It’s tech event season, which means it’s time for every major tech company CEO to hit the stage and unveil the latest and greatest their company has to offer. Last week was Amazon’s turn but did they do enough to stand out from the likes of Apple, Samsung & Google? Well, with the Amazon Echo Voice assistant being possibly the ultimate in accessibility for us as visually impaired or blind people, let’s dive in and take a look at just what they had on offer.

After year’s of voice assistants and smart home devices being solely the playthings of hardcore gadget freaks and geeks, Amazon’s success in bringing the technology into the homes of everyone in a friendly, easy to use package proved that they have the smart part of smart speakers well in hand.

This year they focused their efforts more on the speaker aspect with some great improvements and additions which should please you music lovers out there.

Echo Dot

Echo Dot 3rd Generation

The new generation Echo Dot has been redesigned with rounded edges and a new fabric finish. But it’s the improvements to audio quality that hopefully will impress us the most. Amazon claim it is now 70% louder then the previous Echo Dot and also boasts better dynamic range with greater bass and clearer high end. but if that still isn’t good enough for you, don’t worry it still has a 3.5mm output jack along with bluetooth allowing you to connect it to your pre-existing floor shaking sound system.

The Echo Dot is by far the most popular Echo product and improving the speaker is a smart move, especially when it’s closest competitor the Google Home Mini makes the previous Echo Dot sound like a wasp in a jam jar. Priced at $69.99 Canadian (£49.99) this is sure to be a big seller when released on October 11th 2018.

Echo Plus

Echo Plus 3rd Generation

The Echo Plus was the next device to get a tune up with Amazon again claiming better dynamic range for a much clearer & fuller sound. While they were tinkering under the hood they also added a temperature sensor, which although at first seems minor and a little gimmicky, when thrown into the mix with Amazon’s Routines feature and smart plugs, could prove to be very useful. With my own recent experience of moving into a house with no heating except for electric oil filled heaters, having the ability to turn on and off these heaters at certain temperatures would have been a life saver.

Coming with a built-in smart hub for controlling various smart devices such as Phillips Hue lights and a Hue bulb in the box, the Echo Plus will cost $199.99 Canadian (£139.99) and will also be available October 11th.

Amazon Smart Plug

Amazon Smart Plug

Talking of smart plugs, Amazon announced their own at the event. Smart plugs sit in between your electrical wall socket and a device such as a lamp, fan, heater etc and allows you to turn the power on or off using your voice through the Echo service. Smart plugs have been around for a while and are great for certain use cases and it makes sense that Amazon would want to add their own to the smart home market. They will be available October 11th at a price of $34.99 Canadian (£24.99).

Echo Sub

Echo Sub

Also new to the Echo line up is the Echo Sub. A 100watt 6 inch subwoofer designed to add a powerful low punch to your existing Echo speakers.

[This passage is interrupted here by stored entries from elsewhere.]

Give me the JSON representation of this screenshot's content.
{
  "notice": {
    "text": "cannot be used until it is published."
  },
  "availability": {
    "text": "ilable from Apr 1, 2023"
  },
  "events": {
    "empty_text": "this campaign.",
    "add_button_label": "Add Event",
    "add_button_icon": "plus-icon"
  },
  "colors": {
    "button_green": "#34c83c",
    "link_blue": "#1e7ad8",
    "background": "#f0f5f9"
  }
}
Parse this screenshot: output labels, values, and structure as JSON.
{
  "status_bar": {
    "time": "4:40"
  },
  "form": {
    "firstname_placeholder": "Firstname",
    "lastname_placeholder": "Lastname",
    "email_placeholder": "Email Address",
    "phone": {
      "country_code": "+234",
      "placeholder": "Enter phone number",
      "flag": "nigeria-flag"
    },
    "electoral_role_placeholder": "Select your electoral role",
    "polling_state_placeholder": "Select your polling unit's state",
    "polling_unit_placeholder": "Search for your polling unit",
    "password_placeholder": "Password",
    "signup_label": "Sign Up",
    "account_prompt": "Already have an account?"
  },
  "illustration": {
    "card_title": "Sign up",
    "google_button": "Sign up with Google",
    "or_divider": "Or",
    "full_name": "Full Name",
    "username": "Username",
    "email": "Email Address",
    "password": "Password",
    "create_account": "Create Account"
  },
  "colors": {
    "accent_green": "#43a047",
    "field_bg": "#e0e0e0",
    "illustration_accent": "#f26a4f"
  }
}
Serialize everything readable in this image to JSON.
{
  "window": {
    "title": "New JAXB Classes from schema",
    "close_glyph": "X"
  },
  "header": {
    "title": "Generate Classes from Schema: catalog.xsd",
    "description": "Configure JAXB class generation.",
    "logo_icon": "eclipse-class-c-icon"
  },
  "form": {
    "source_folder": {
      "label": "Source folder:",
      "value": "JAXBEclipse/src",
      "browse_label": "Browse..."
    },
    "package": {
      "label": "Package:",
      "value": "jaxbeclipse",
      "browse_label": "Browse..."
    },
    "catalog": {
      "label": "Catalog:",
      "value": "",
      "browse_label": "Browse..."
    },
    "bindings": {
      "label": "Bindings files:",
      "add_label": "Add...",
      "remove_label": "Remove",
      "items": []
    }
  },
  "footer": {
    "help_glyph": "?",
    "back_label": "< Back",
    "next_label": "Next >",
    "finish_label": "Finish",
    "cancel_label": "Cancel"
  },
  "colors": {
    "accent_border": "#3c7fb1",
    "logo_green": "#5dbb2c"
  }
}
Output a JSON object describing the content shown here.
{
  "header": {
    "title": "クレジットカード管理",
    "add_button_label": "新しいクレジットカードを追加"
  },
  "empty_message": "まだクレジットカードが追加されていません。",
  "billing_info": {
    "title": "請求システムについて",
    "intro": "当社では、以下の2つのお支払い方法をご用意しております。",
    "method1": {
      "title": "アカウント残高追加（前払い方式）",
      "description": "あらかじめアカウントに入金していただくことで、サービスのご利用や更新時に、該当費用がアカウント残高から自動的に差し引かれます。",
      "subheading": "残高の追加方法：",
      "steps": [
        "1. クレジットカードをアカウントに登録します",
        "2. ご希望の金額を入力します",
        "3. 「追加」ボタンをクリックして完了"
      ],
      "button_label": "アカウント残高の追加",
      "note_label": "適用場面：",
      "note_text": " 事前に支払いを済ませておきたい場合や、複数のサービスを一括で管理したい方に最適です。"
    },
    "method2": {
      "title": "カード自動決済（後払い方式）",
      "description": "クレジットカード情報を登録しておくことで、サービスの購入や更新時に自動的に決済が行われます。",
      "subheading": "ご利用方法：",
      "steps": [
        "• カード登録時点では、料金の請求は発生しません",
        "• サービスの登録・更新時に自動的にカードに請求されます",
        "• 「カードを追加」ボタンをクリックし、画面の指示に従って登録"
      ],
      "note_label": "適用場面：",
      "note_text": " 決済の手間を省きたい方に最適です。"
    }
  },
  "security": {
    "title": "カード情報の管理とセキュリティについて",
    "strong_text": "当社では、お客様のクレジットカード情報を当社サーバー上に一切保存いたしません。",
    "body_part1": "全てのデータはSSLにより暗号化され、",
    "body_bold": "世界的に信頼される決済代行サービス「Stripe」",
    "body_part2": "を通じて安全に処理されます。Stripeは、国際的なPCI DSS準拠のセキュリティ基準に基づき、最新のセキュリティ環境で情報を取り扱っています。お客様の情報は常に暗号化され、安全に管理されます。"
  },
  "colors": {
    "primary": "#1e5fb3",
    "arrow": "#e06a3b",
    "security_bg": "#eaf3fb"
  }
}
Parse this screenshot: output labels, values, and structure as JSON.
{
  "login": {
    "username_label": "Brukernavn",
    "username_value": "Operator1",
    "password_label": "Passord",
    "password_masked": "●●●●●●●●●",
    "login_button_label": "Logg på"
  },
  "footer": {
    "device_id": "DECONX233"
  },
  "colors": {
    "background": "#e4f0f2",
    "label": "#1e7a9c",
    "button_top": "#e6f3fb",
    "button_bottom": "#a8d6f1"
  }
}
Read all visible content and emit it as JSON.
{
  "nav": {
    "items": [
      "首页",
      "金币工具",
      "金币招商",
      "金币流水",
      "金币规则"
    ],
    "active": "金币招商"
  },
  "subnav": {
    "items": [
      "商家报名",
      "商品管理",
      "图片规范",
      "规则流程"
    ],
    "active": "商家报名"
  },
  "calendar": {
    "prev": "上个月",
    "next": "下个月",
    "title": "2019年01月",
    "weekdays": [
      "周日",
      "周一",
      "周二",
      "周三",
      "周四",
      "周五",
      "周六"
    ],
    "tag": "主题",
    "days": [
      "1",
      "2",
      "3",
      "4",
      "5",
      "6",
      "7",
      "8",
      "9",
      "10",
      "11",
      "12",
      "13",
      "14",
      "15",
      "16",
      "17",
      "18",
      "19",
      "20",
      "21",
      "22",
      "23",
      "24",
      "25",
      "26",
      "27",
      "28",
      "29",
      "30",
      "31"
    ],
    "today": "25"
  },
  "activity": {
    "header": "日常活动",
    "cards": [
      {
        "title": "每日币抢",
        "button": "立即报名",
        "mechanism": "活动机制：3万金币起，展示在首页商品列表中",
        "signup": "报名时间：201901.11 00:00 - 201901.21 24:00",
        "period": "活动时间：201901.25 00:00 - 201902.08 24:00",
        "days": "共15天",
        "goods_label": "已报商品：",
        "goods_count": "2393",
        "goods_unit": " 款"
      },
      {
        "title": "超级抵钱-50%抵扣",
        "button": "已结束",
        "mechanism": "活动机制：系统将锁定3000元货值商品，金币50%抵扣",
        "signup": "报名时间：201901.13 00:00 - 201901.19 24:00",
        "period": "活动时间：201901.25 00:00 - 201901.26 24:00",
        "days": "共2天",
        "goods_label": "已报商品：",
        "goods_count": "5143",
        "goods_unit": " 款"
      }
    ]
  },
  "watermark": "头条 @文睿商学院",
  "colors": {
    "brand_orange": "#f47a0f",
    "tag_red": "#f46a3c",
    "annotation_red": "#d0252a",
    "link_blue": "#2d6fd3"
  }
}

Staying with Amazon’s fabric finish and a subtle design the subwoofer should go fairly unnoticed in any room that is until you start playing your favourite music or movie through it.

A new feature to the Echo software brings the ability to pair 2 Echo or Echo Plus speakers together, with 1 as the left channel and the other as the right for full stereo audio. Adding the subwoofer to the mix and this setup could result in a great sounding 2.1 speaker system that doesn’t break the bank.

The Echo Subwoofer costs $169.99 Canadian (£119.99) on it’s own, but Amazon will be offering it bundled with either two Echo speakers, $400 Canadian (£239.99), or 2 Echo Plus speakers, $439.97 (£299.99), which is slightly cheaper then if you were to buy the items separately.

Now, if you are one of those people that demand the best in audio quality and already have a home speaker system that can make your ears weep with joy then don’t worry, Amazon hasn’t forgotten about you.

Also announced were three new devices designed solely for the purpose of adding the Echo voice assistant and streaming music to your pre-existing speakers or home theatre setup.

Echo Input

Echo Input

The Echo Input is essentially an Echo Dot without the speaker. As a result it’s much smaller & thinner and is the easiest way to add the Alexa voice assistant service to your home audio setup using it’s 3.5mm or bluetooth outputs. It’s due for release later this year at a price of $39.99 US. Given it’s price and use case, It’s hard not to see the Echo Input as a direct competitor to the popular Google Audio ChromeCast.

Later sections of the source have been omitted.